Oaktree Capital Management is pushing for the wind-down of the publicly traded Ranger Direct Lending Fund, an effort the latter is rebuffing as it prepares to publish the results of a review process.
Los Angeles-based Oaktree on Tuesday publicly released a correspondence it sent to the board of Dallas-based Ranger. The review process, announced in January, valued the company’s assets, save its investment in the Princeton Alternative Income Fund, and considered different paths forward for the fund.
Oaktree, which is Ranger’s second largest shareholder with an 18.56 percent stake, argued the investee is a “sub-scale platform” that has stock “too illiquid to attract large institutional investors”, especially with the fund’s “persistent trading discount”. The firm’s shares traded at a 25.35 percent discount, with a net asset value per share of $13.48 and a share price of $10.06, as of 28 February. The stock closed at $11.02 on Wednesday.

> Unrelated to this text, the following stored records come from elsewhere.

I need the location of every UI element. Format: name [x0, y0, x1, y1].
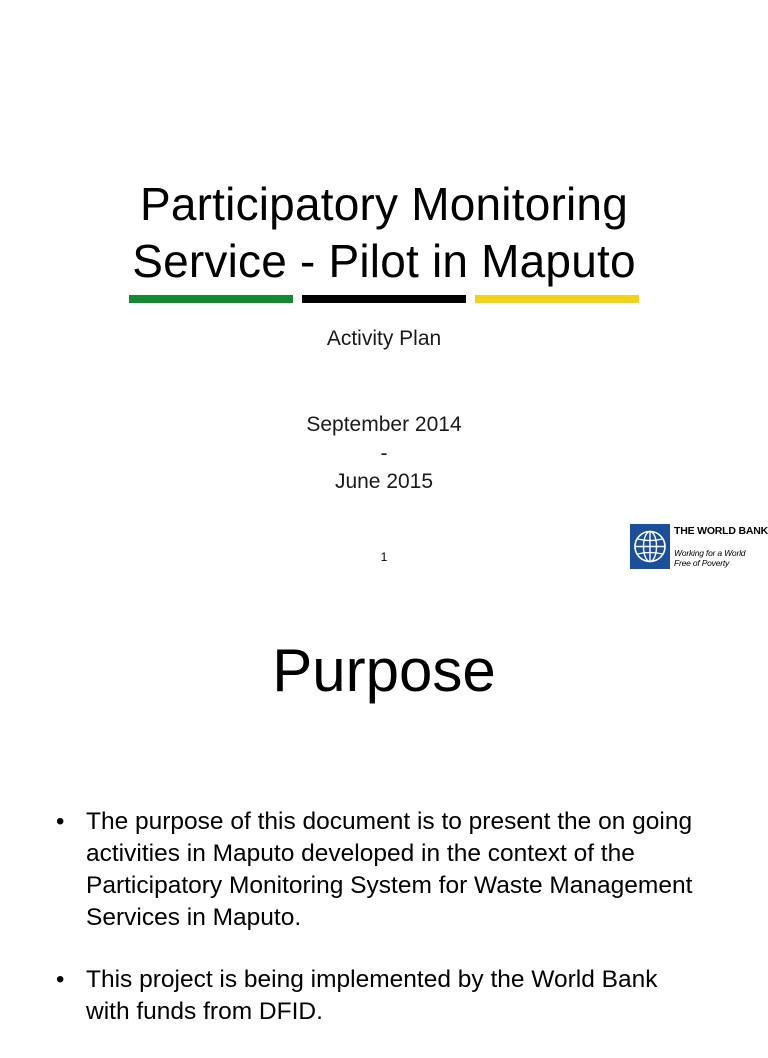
- slide-heading: Purpose: [272, 637, 496, 704]
- page-number: 1: [380, 550, 388, 564]
- globe-icon: [630, 524, 670, 569]
- logo-tagline-line-1: Working for a World: [674, 548, 746, 558]
- bullet-icon: •: [56, 808, 65, 835]
- bullet-item: [0, 806, 706, 934]
- slide-subtitle: Activity Plan: [326, 327, 442, 350]
- green-divider-bar: [129, 295, 293, 303]
- end-date: June 2015: [334, 470, 434, 493]
- date-separator: -: [380, 442, 388, 465]
- start-date: September 2014: [306, 413, 462, 436]
- bullet-text: The purpose of this document is to present the on going activities in Maputo developed in the context of the Participatory Monitoring System for Waste Management Services in Maputo.: [86, 808, 693, 931]
- black-divider-bar: [302, 295, 466, 303]
- purpose-slide: [0, 576, 768, 1024]
- bullet-item: [0, 964, 706, 1028]
- bullet-list: [0, 806, 768, 1058]
- bullet-icon: •: [56, 966, 65, 993]
- yellow-divider-bar: [475, 295, 639, 303]
- logo-name: THE WORLD BANK: [674, 525, 768, 537]
- bullet-text: This project is being implemented by the World Bank with funds from DFID.: [86, 966, 658, 1025]
- slide-title-line-1: Participatory Monitoring: [139, 178, 628, 230]
- world-bank-logo: [630, 524, 768, 570]
- slide-title-line-2: Service - Pilot in Maputo: [132, 235, 636, 287]
- logo-tagline-line-2: Free of Poverty: [674, 558, 730, 568]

“We have now come to the conclusion that RDL shareholders’ interests are best served by winding down the Company and returning its capital to its shareholders, which represents both the lowest risk and highest return path forward,” Oaktree wrote.
Representatives for Oaktree nor Ranger were not available for comment.
In addition to the platform and illiquidity of shares, Oaktree said Ranger competes in specialised asset classes where competition is fierce and noted meeting the targeted returns is “increasingly difficult” in the current debt investing atmosphere. The Los Angeles-based stockholder also asserted the firm’s evergreen fund format is not “ideally suited” to its niche debt strategies.
Ranger’s portfolio returned a 7.7. percent loss in the last three months of 2017, according to the firm’s fourth-quarter results. The portfolio consisted of 86 percent secured and 14 percent unsecured debt as of 28 February, according to the firm’s most recent monthly update.
The portfolio has the most exposure to the US, with 82 percent of its holdings there, while 6 percent of the positions are in Australia, 6 percent in Canada and 7 percent in the UK. Its largest holdings by sector are platform debt (20 percent), unsecured consumer and commercial real estate debt (both 17 percent) and business loans (16 percent).
For its part, Ranger said in its response that Oaktree has “no serious interest” in working on the review process and that Oaktree was “solely driven by their short-term considerations”.
Ranger also said it has looked at a partial or full liquidation of the company and returning the proceeds to its shareholders, but said Oaktree’s proposed course of action, without considering other alternatives, would not achieve the top value for Ranger’s assets and protect dividend payments.